If an app does not exist:


- Create it with `deku apps create <app>`


If a deploy fails:


- Inspect `deku deploy list <app>`
- Inspect `deku logs <app> -n 100`
- Confirm config vars, domains, and process scale are correct


If a dependency is missing:


- Object store, managed services, or other optional integrations should be treated as preconditions
- Do not assume they are configured; verify first


## What Not To Do


- Do not treat `git push` as the default agent deployment method
- Do not assume the dynamic plugin runtime is the right integration point for first-party workflows
- Do not attempt broad unattended platform administration
- Do not assume MCP exists today


## Scope Today


Supported today:


- App create / inspect
- Config set / list / unset
- Deploy run / list / rollback
- Domains add / list / remove
- Logs and process inspection


Out of scope today:


- Plugin authoring via dynamic `cdylib`
- MCP implementation
- Broad unattended platform administration


## MCP Later


MCP is not required for the current agent story because the CLI and daemon HTTP API already cover the target coding-agent workflow.
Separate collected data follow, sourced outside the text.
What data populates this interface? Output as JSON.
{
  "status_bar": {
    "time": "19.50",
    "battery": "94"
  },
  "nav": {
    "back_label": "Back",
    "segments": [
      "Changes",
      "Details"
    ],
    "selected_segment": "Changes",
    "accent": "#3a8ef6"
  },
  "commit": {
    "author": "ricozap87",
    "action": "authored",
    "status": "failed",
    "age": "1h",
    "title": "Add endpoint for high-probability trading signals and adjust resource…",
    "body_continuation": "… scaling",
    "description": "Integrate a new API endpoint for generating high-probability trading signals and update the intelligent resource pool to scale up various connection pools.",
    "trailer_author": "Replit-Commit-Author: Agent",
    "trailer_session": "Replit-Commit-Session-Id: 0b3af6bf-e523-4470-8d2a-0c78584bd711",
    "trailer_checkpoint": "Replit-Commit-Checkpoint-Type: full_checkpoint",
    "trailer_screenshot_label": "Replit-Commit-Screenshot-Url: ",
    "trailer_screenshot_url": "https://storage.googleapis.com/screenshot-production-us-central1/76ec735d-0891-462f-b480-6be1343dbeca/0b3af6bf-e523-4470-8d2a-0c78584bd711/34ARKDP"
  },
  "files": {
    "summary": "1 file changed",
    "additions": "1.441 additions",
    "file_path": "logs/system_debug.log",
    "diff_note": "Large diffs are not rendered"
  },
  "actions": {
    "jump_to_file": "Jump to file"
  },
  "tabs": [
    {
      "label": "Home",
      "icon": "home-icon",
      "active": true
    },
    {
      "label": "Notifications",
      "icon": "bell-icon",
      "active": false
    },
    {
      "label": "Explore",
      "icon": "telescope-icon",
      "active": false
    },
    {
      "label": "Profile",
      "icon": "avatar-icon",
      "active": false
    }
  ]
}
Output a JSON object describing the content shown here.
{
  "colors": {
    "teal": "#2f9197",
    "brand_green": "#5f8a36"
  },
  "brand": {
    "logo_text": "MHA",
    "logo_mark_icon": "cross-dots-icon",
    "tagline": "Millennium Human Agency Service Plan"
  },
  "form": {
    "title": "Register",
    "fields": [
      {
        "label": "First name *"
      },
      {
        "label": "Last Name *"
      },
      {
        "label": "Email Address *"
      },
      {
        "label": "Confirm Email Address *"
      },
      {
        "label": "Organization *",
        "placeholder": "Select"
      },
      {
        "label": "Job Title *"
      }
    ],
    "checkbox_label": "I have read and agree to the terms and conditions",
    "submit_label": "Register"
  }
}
MCP becomes worthwhile when Deku needs:


- External assistants without shell access
- Richer machine-readable resource discovery
- Structured tool calls across apps, deploy, config, domains, logs, and deployments


If MCP is added later, the first server should expose only stable platform primitives:


- Apps
- Deploy
- Config
- Domains
- Logs
- Deployments


Do not include dynamic plugin surfaces in the first MCP design.